Every knowledge transfer project must have a process owner—the person who provides weekly support and communication to participating employees and keeps the project on track. If the direct manager is the “sheriff” in the knowledge transfer story—issuing directives, reviewing status reports, and rewarding or correcting related actions of those under them—then the process owner is the “deputy”—carrying out those directives in the day-to-day and helping peers to understand and perform their duties. To be a successful KT process owner, there are a few important activities you’ll need to do:
The 7 Behaviors of A Great Knowledge Transfer Process Owner
1. Get trained on the tools of your knowledge transfer process and understand how these should be applied.

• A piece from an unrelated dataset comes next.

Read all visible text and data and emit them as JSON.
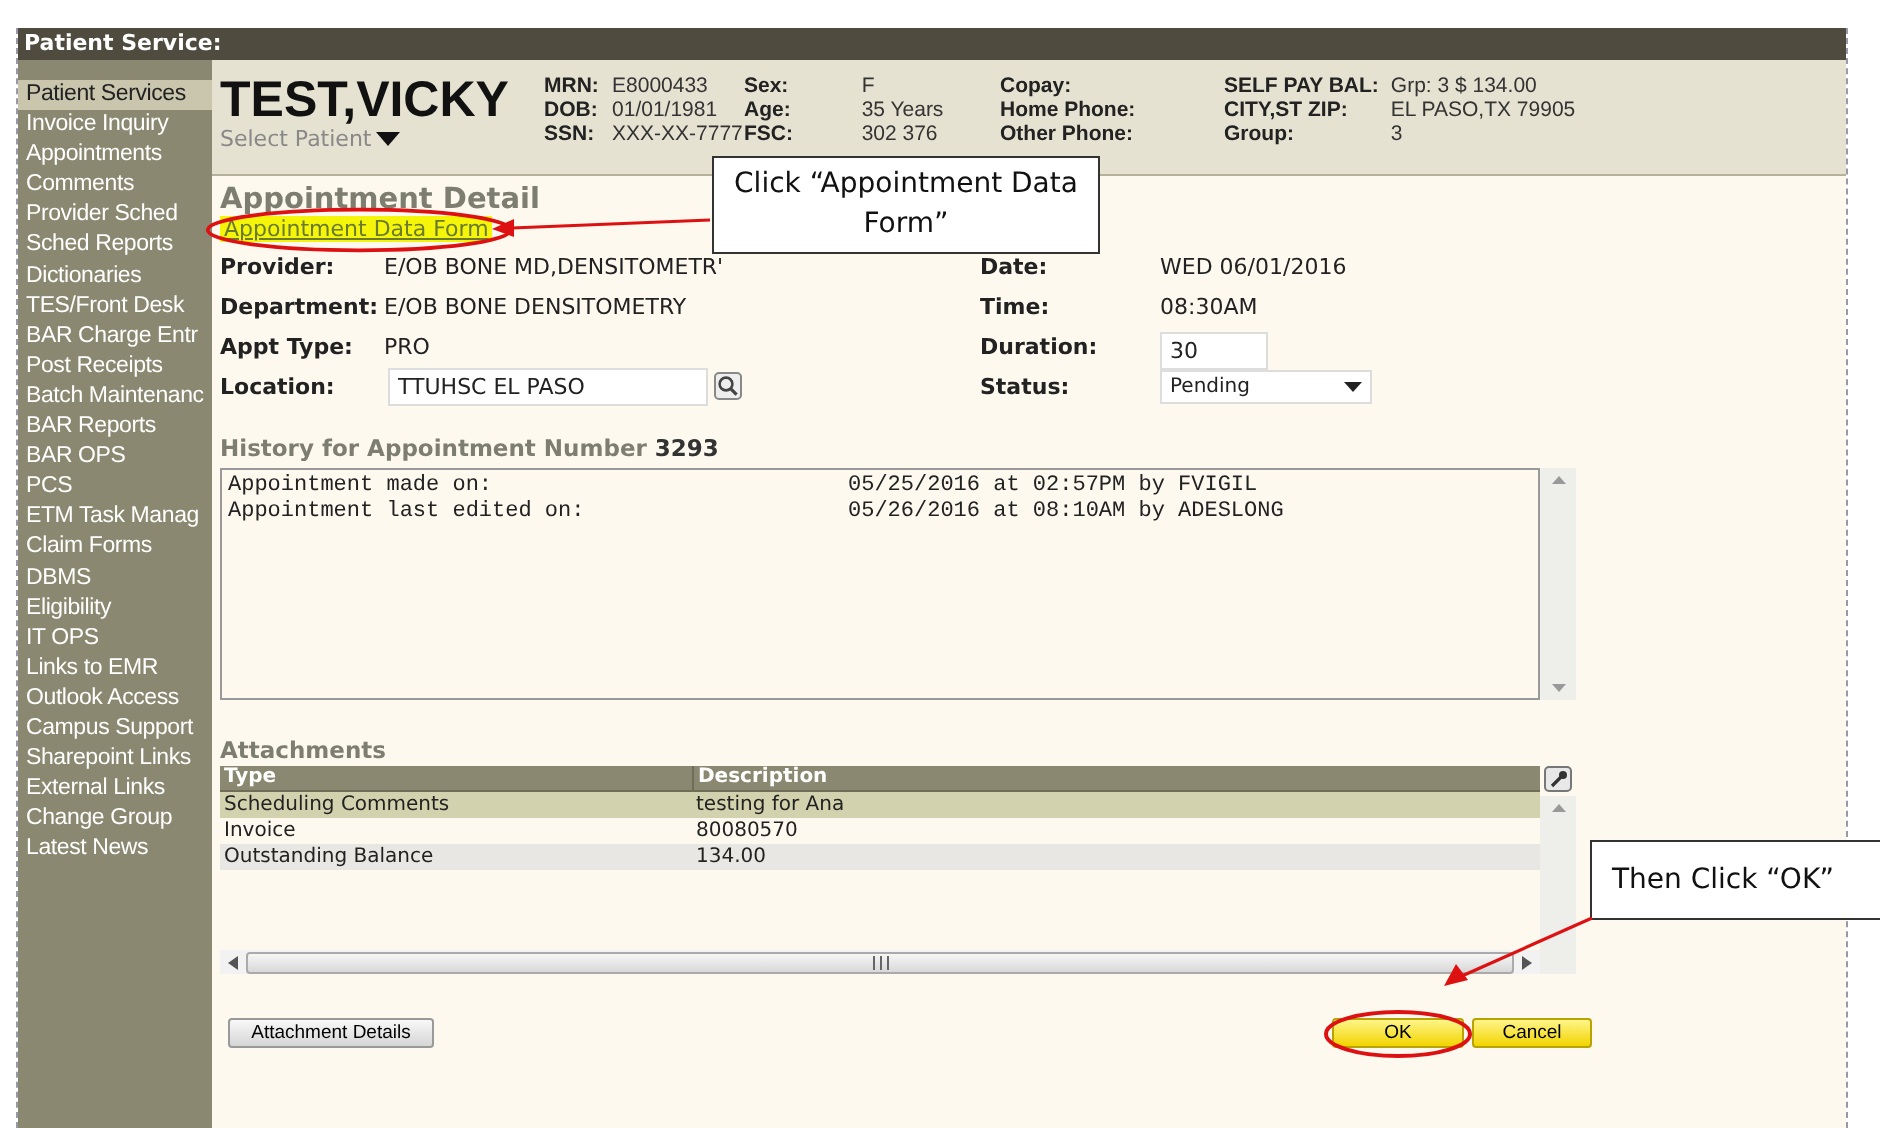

The knowledge transfer (KT) process owner needs to know just how an organization’s chosen knowledge transfer approach is supposed to work, and the ins-and-outs of the tools involved. In my consulting firm, we use a simple, proven 3-step knowledge transfer process with clients that consists of three central tools—the Knowledge Silo Matrix (KSM) for workforce risk assessment, the Skill Development Plan (SDP) to create an actionable plan for knowledge transfer, and the Knowledge Transfer Workshop (KTW) to teach participants how to execute the plan the right way. The KT process owner needs to be familiar with each tool so they can support its use by their peers. With a KT approach like ours, process owners can also become certified, allowing our scalable process to be duplicated throughout an enterprise.
2. Ask project participants to fill out their portion of management’s workforce risk assessment (KSM). Before any knowledge transfer plans are created, management needs to have a clear handle on where risks of knowledge and experience loss lie in their organization and rank these for mitigation. In the case of our 3-step knowledge transfer approach, we accomplished this through the KSM. The process owner needs to ask employees in a workgroup to give the necessary information about their knowledge and job roles to complete a KSM for their team. Also, many of the KSM’s questions need to be answered by the team’s most knowledgeable and skilled employees—the experts for a given knowledge silo. Unfortunately, these employees are typically also the busiest. So a great KT process owner will be respectful but tenacious in their follow-up.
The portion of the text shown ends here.